Le Tombeau de Couperin is a suite for solo piano by Maurice Ravel, composed between 1914 and 1917.
It is in six movements. Each movement is dedicated to the memory of friends of the composer who had died fighting in World War I. Ravel himself served in the war as an ambulance driver and was wounded in the process. The movements are:
I. Prélude. "To the memory of Lieutenant Jacques Charlot" (who transcribed Ravel's four-hand piece Ma Mère l'Oye for solo piano).
II. Fugue. "To the memory of Jean Cruppi" (to whose mother Ravel dedicated his opera L'heure espagnole).
III. Forlane. "To the memory of Lieutenant Gabriel Deluc" (a Basque painter from Saint-Jean-de-Luz).
IV. Rigaudon. "To the memory of Pierre and Pascal Gaudin" (brothers killed by the same shell).
V. Menuet. "To the memory of Jean Dreyfus" (at whose home Ravel recuperated after he was demobilized).
VI. Toccata. "To the memory of Captain Joseph de Marliave".
In 1919 Ravel orchestrated four movements of the work (Prélude, Forlane, Menuet and Rigaudon); this version was first performed in 1920, and has remained one of his more popular works. Ravel transcribed many of his piano pieces for orchestra, but here he reaches the height of his orchestration skills, turning a very pianistic piece into a superb orchestral suite with very few hints of its origins. The orchestral version clarifies the harmonic language of the suite and brings sharpness to its classical dance rhythms; among the demands it places on the orchestra is the requirement for an oboe soloist of virtuosic skill.

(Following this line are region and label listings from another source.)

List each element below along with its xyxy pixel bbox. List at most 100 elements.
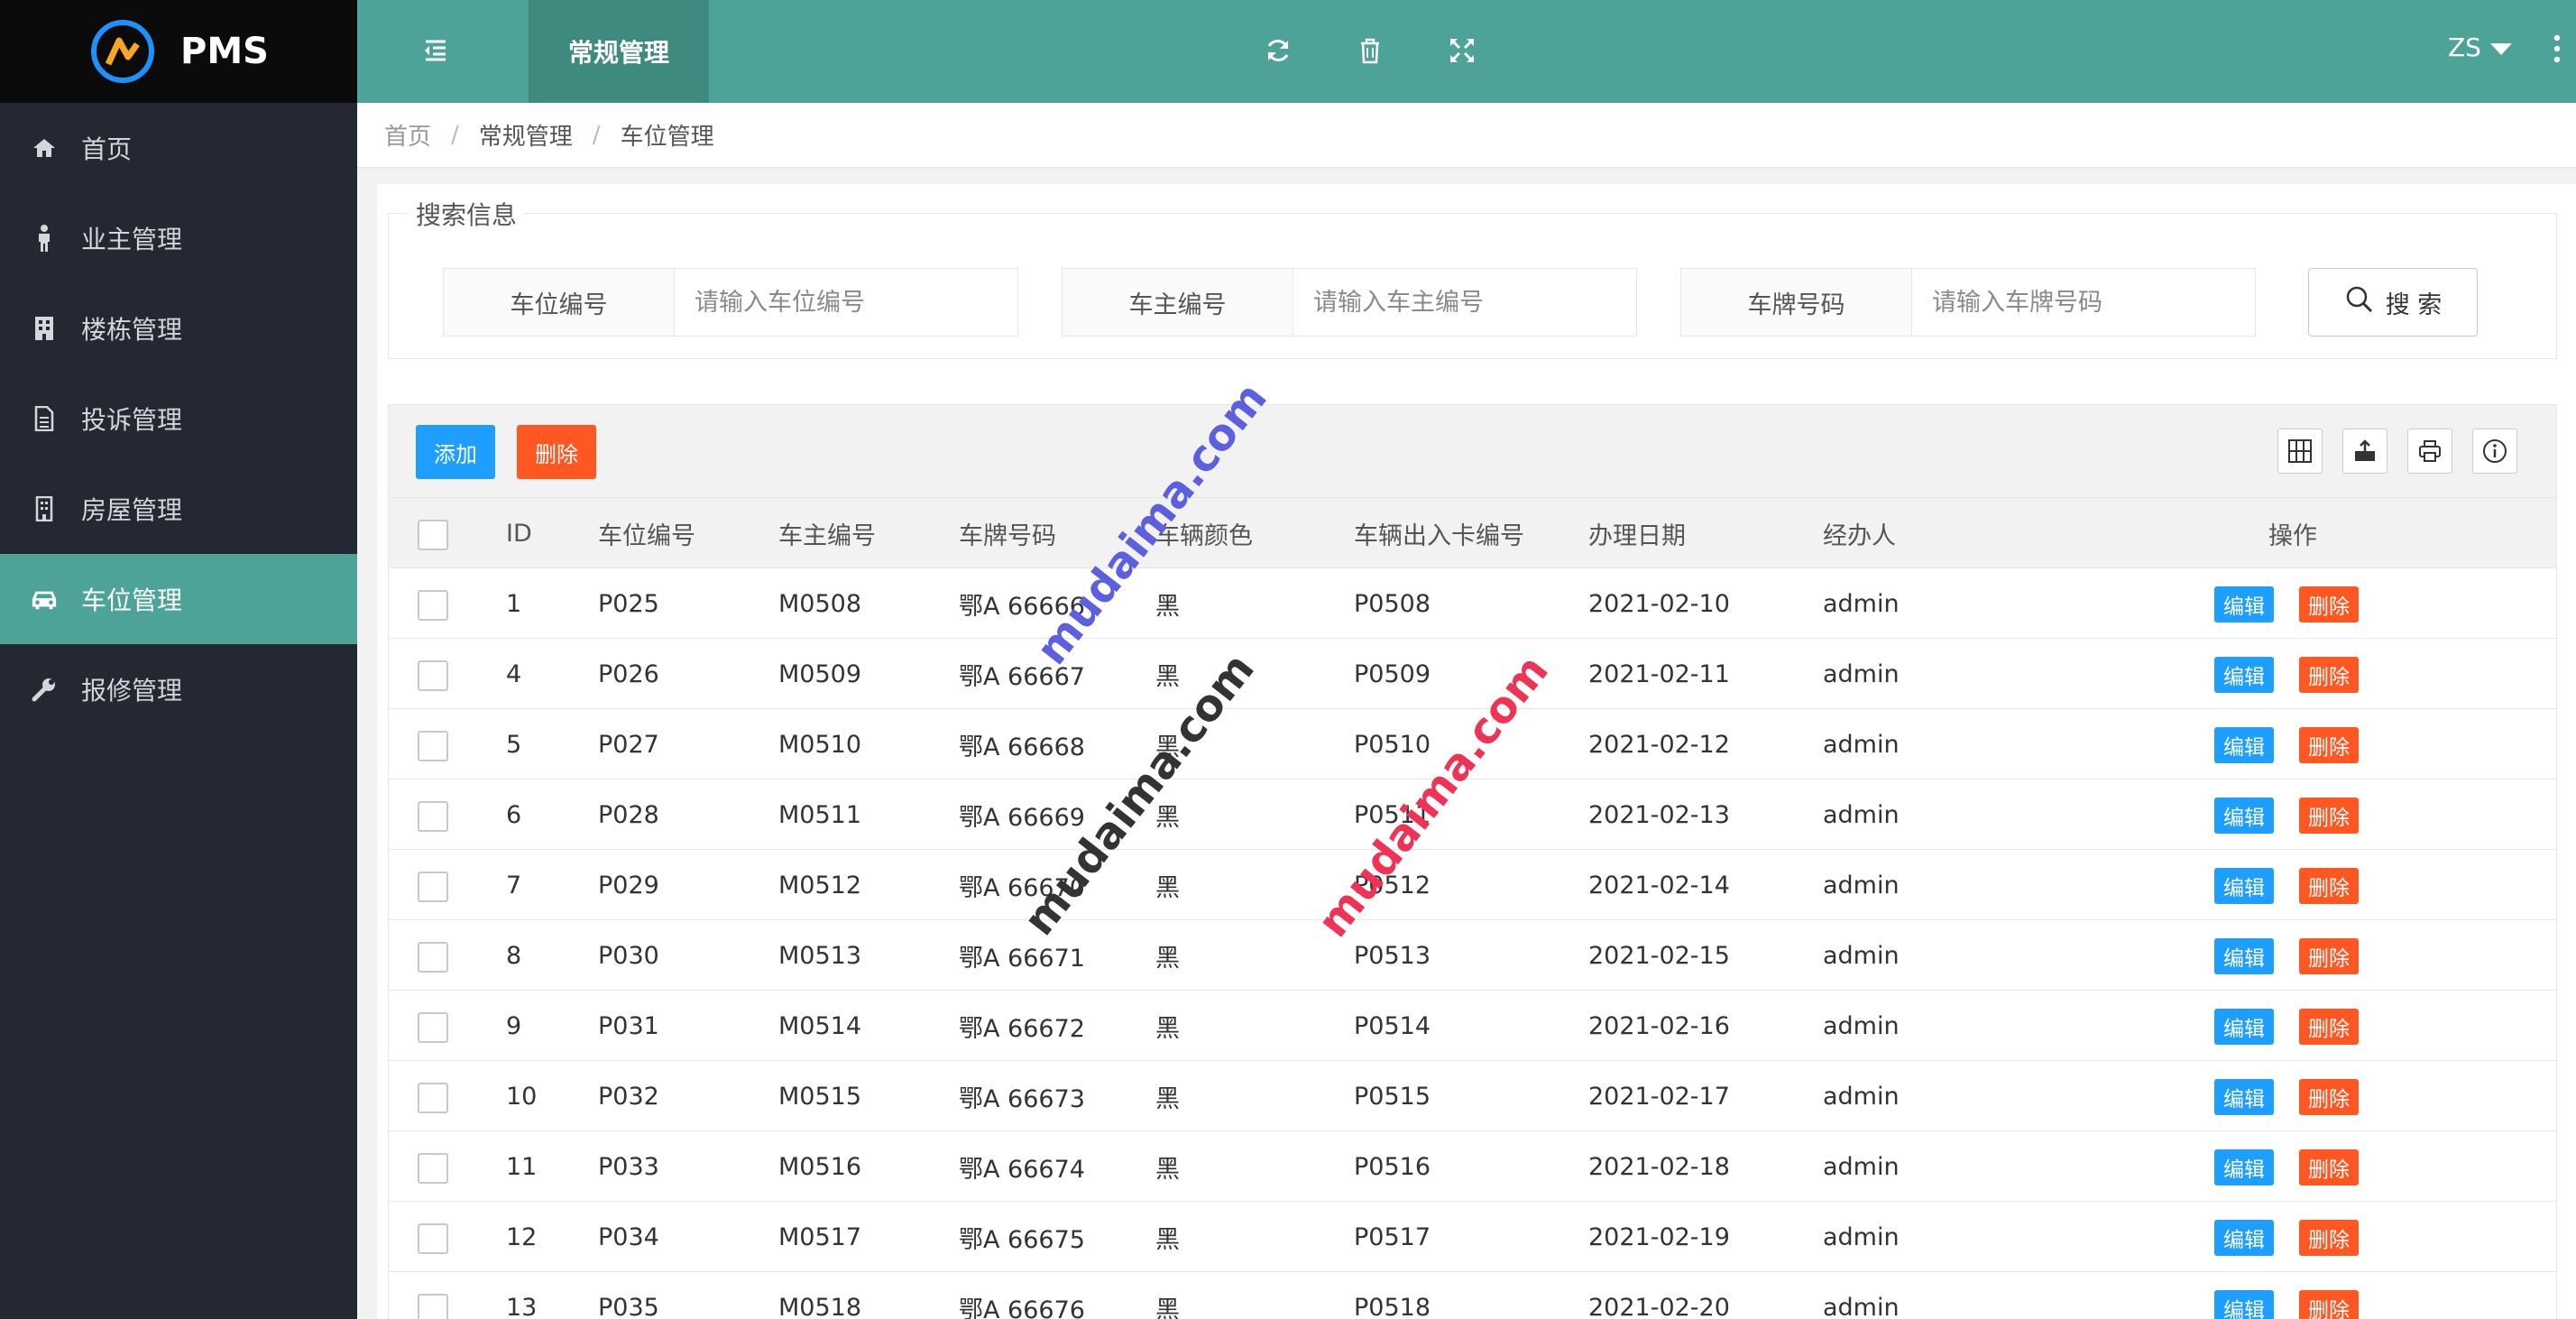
sidebar-item-label: 报修管理 bbox=[81, 676, 183, 706]
delete-button[interactable]: 删除 bbox=[2299, 938, 2359, 974]
edit-button[interactable]: 编辑 bbox=[2214, 1220, 2274, 1256]
cell-date: 2021-02-12 bbox=[1588, 730, 1730, 759]
cell-date: 2021-02-13 bbox=[1588, 800, 1730, 829]
cell-color: 黑 bbox=[1155, 1155, 1180, 1184]
edit-button[interactable]: 编辑 bbox=[2214, 1079, 2274, 1115]
search-legend: 搜索信息 bbox=[409, 196, 525, 232]
cell-space-no: P026 bbox=[598, 660, 659, 688]
cell-handler: admin bbox=[1823, 1082, 1900, 1111]
columns-icon[interactable] bbox=[2277, 429, 2323, 474]
breadcrumb-home[interactable]: 首页 bbox=[384, 118, 431, 152]
edit-button[interactable]: 编辑 bbox=[2214, 938, 2274, 974]
delete-button[interactable]: 删除 bbox=[2299, 798, 2359, 834]
cell-owner-no: M0518 bbox=[778, 1293, 862, 1319]
edit-button[interactable]: 编辑 bbox=[2214, 1009, 2274, 1045]
row-checkbox[interactable] bbox=[418, 1083, 448, 1113]
row-checkbox[interactable] bbox=[418, 872, 448, 902]
refresh-icon[interactable] bbox=[1263, 35, 1293, 69]
sidebar-item-home[interactable]: 首页 bbox=[0, 103, 357, 193]
table-row: 6 P028 M0511 鄂A 66669 黑 P0511 2021-02-13 admin 编… bbox=[389, 779, 2556, 850]
cell-handler: admin bbox=[1823, 800, 1900, 829]
more-icon[interactable] bbox=[2553, 32, 2562, 69]
document-icon bbox=[31, 406, 58, 431]
row-checkbox[interactable] bbox=[418, 801, 448, 832]
cell-card-no: P0510 bbox=[1354, 730, 1431, 759]
delete-button[interactable]: 删除 bbox=[2299, 727, 2359, 763]
delete-button[interactable]: 删除 bbox=[2299, 1009, 2359, 1045]
select-all-checkbox[interactable] bbox=[418, 520, 448, 550]
edit-button[interactable]: 编辑 bbox=[2214, 1290, 2274, 1319]
cell-id: 6 bbox=[506, 800, 522, 829]
cell-space-no: P034 bbox=[598, 1222, 659, 1251]
sidebar-item-complaints[interactable]: 投诉管理 bbox=[0, 374, 357, 464]
edit-button[interactable]: 编辑 bbox=[2214, 586, 2274, 623]
cell-id: 4 bbox=[506, 660, 522, 688]
delete-button[interactable]: 删除 bbox=[2299, 1079, 2359, 1115]
search-label: 车牌号码 bbox=[1681, 269, 1912, 336]
sidebar-item-label: 投诉管理 bbox=[81, 405, 183, 435]
cell-handler: admin bbox=[1823, 1222, 1900, 1251]
print-icon[interactable] bbox=[2407, 429, 2452, 474]
export-icon[interactable] bbox=[2342, 429, 2387, 474]
delete-button[interactable]: 删除 bbox=[2299, 1220, 2359, 1256]
cell-date: 2021-02-19 bbox=[1588, 1222, 1730, 1251]
row-checkbox[interactable] bbox=[418, 660, 448, 691]
cell-handler: admin bbox=[1823, 871, 1900, 899]
cell-card-no: P0517 bbox=[1354, 1222, 1431, 1251]
cell-id: 8 bbox=[506, 941, 522, 970]
edit-button[interactable]: 编辑 bbox=[2214, 868, 2274, 904]
app-name: PMS bbox=[180, 31, 269, 72]
info-icon[interactable] bbox=[2472, 429, 2517, 474]
column-header-owner-no: 车主编号 bbox=[778, 521, 876, 550]
cell-space-no: P027 bbox=[598, 730, 659, 759]
column-header-id: ID bbox=[506, 519, 532, 548]
sidebar-item-buildings[interactable]: 楼栋管理 bbox=[0, 283, 357, 374]
search-group-space-no: 车位编号 bbox=[443, 268, 1018, 337]
tab-general-management[interactable]: 常规管理 bbox=[529, 0, 709, 103]
breadcrumb-general[interactable]: 常规管理 bbox=[479, 118, 573, 152]
sidebar-item-parking[interactable]: 车位管理 bbox=[0, 554, 357, 644]
add-button[interactable]: 添加 bbox=[416, 425, 495, 479]
row-checkbox[interactable] bbox=[418, 1012, 448, 1043]
edit-button[interactable]: 编辑 bbox=[2214, 798, 2274, 834]
breadcrumb-separator: / bbox=[451, 121, 459, 149]
sidebar-item-repairs[interactable]: 报修管理 bbox=[0, 644, 357, 734]
cell-owner-no: M0509 bbox=[778, 660, 862, 688]
cell-handler: admin bbox=[1823, 941, 1900, 970]
logo[interactable]: PMS bbox=[0, 0, 357, 103]
batch-delete-button[interactable]: 删除 bbox=[517, 425, 596, 479]
edit-button[interactable]: 编辑 bbox=[2214, 727, 2274, 763]
search-icon bbox=[2344, 284, 2375, 321]
fullscreen-icon[interactable] bbox=[1447, 35, 1477, 69]
trash-icon[interactable] bbox=[1355, 35, 1385, 69]
delete-button[interactable]: 删除 bbox=[2299, 1290, 2359, 1319]
sidebar-item-owners[interactable]: 业主管理 bbox=[0, 193, 357, 283]
row-checkbox[interactable] bbox=[418, 1294, 448, 1319]
row-checkbox[interactable] bbox=[418, 1223, 448, 1254]
edit-button[interactable]: 编辑 bbox=[2214, 657, 2274, 693]
owner-no-input[interactable] bbox=[1293, 269, 1636, 336]
cell-plate-no: 鄂A 66672 bbox=[959, 1014, 1085, 1043]
search-group-owner-no: 车主编号 bbox=[1062, 268, 1637, 337]
user-menu[interactable]: ZS bbox=[2448, 32, 2512, 62]
cell-handler: admin bbox=[1823, 1293, 1900, 1319]
row-checkbox[interactable] bbox=[418, 1153, 448, 1184]
cell-plate-no: 鄂A 66676 bbox=[959, 1296, 1085, 1319]
search-button[interactable]: 搜 索 bbox=[2308, 268, 2478, 337]
delete-button[interactable]: 删除 bbox=[2299, 586, 2359, 623]
row-checkbox[interactable] bbox=[418, 590, 448, 621]
sidebar-item-houses[interactable]: 房屋管理 bbox=[0, 464, 357, 554]
cell-date: 2021-02-18 bbox=[1588, 1152, 1730, 1181]
edit-button[interactable]: 编辑 bbox=[2214, 1149, 2274, 1185]
delete-button[interactable]: 删除 bbox=[2299, 868, 2359, 904]
cell-date: 2021-02-10 bbox=[1588, 589, 1730, 618]
row-checkbox[interactable] bbox=[418, 942, 448, 973]
space-no-input[interactable] bbox=[675, 269, 1017, 336]
plate-no-input[interactable] bbox=[1912, 269, 2255, 336]
delete-button[interactable]: 删除 bbox=[2299, 1149, 2359, 1185]
row-checkbox[interactable] bbox=[418, 731, 448, 761]
search-button-label: 搜 索 bbox=[2385, 291, 2443, 319]
delete-button[interactable]: 删除 bbox=[2299, 657, 2359, 693]
fold-menu-icon[interactable] bbox=[420, 34, 451, 69]
table-row: 8 P030 M0513 鄂A 66671 黑 P0513 2021-02-15 admin 编… bbox=[389, 920, 2556, 991]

While the word-for-word meaning of the title invites the assumption that the suite is a programmatic work, describing what is seen and felt in a visit to the tomb of Couperin, tombeau is actually a musical term popular in an earlier century and meaning a piece written as a memorial. The specific Couperin (among a family noted as musicians for about two centuries) that Ravel intended to be evoked, along with the friends, would presumably be François Couperin "the Great" (1668-1733). However, Ravel stated that his intention was never to imitate or tribute Couperin himself, but rather was to pay homage to the sensibilities of the Baroque French keyboard suite. This is reflected in the structure which imitates a Baroque dance suite. As a preparatory exercise, Ravel had transcibed a Forlane from the fourth suite of Couperin's Concerts Royaux, and this piece informs Ravel's Forlane structurally. However, Ravel's neoclassicism shines through with his pointedly twentieth-century chromatic melody and piquant harmonies.
When criticised for composing a light-hearted, and sometimes reflective work rather than a sombre one, for such a sombre topic, Ravel replied: "The dead are sad enough, in their eternal silence."